1. Low to moderate chronic arsenic exposure (<100i µg/L) in food and water is associated with increased risk of coronary heart disease, stroke, non-fatal cardiovascular disease and fatal cardiovascular disease.
Evidence Rating Level: 2 (Good)
Study Rundown: Prior studies have suggested that arsenic in water and food increases the risk of peripheral artery disease, heart disease, stroke, and carotid atherosclerosis. This represents a global health risk and is an issue that predominately affects rural areas. Although past studies have provided evidence for high levels of arsenic (>100µg/L) as a cardiovascular risk factors, few studies have been performed studying this relationship for low to moderate levels of chronic arsenic exposure. This study evaluated the association of chronic exposure of arsenic (levels less than <100µg/L) with cardiovascular disease and mortality American Indian populations living in small rural communities within Oklahoma, Dakota and Arizona. Comparing the highest to lowest quartiles of urine arsenic levels in the study population, the results of this study showed significantly higher hazard ratios for cardiovascular disease, coronary heart disease and stroke mortality. Limitations of this study include possible confounding bias. Adjustment for known risk factors of cardiovascular disease (e.g. diabetes, hypertension and kidney disease) attenuated the results compared to the values reported.

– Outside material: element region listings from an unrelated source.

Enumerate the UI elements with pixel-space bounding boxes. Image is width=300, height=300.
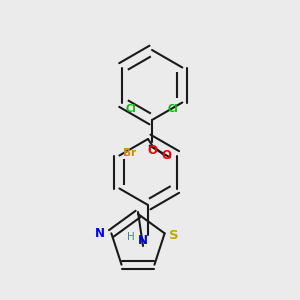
Text: Cl: Cl — [126, 104, 136, 115]
Text: O: O — [147, 143, 157, 157]
Text: H: H — [127, 232, 135, 242]
Text: Br: Br — [123, 148, 136, 158]
Text: O: O — [162, 149, 172, 162]
Text: N: N — [138, 233, 148, 247]
Text: Cl: Cl — [168, 104, 178, 115]
Text: S: S — [169, 229, 178, 242]
Text: N: N — [95, 227, 105, 240]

Relevant Reading: Arsenic and Cardiovascular Disease
In-Depth [prospective Study]: This prospective study aimed to evaluate the effect low to moderate levels of chronic arsenic exposure on cardiovascular disease utilizing an American Indian population. 4549 participants were initially recruited with 3575 being analyzed. Study population included American Indian men and women aged 45-75 years old living in Arizona, Oklahoma and North and South Dakota. The study began in 1989-1991, with subsequent follow up through until 2008. Arsenic exposure was measured using the sum of inorganic and methylated arsenic species in the urine at baseline. Statistical analysis was adjusted for sociodemographic status, smoking, body mass index, and lipid levels. When comparing the highest to lowest quartile arsenic concentrations, the fully adjusted hazard ratios (95% confidence interval) of cardiovascular disease, coronary heart disease, and stroke mortality were 1.65 (1.20 – 2.27; p <0.001), 1.71 (1.19 – 2.44; p<0.001), and 3.03 (1.08 – 8.50; p = 0.061), respectively. Likewise, hazard ratios for incident cardiovascular disease, coronary heart disease and stroke were 1.32 (1.09 – 1.59; p = 0.002), 1.30 (1.04 – 1.62; p=0.006), and 1.47 (0.97 – 2.21; p-0.032), respectively. Significance persisted following adjustment for sex, education, smoking status, body mass index and LDL cholesterol. However, results were attenuated after adjustment for hypertension, diabetes, estimated glomerular filtration rate and albuminuria. There was a significant dose-response relationship between arsenic exposure and cardiovascular disease as well as coronary heart disease incidence, but not for stroke incidence and mortality.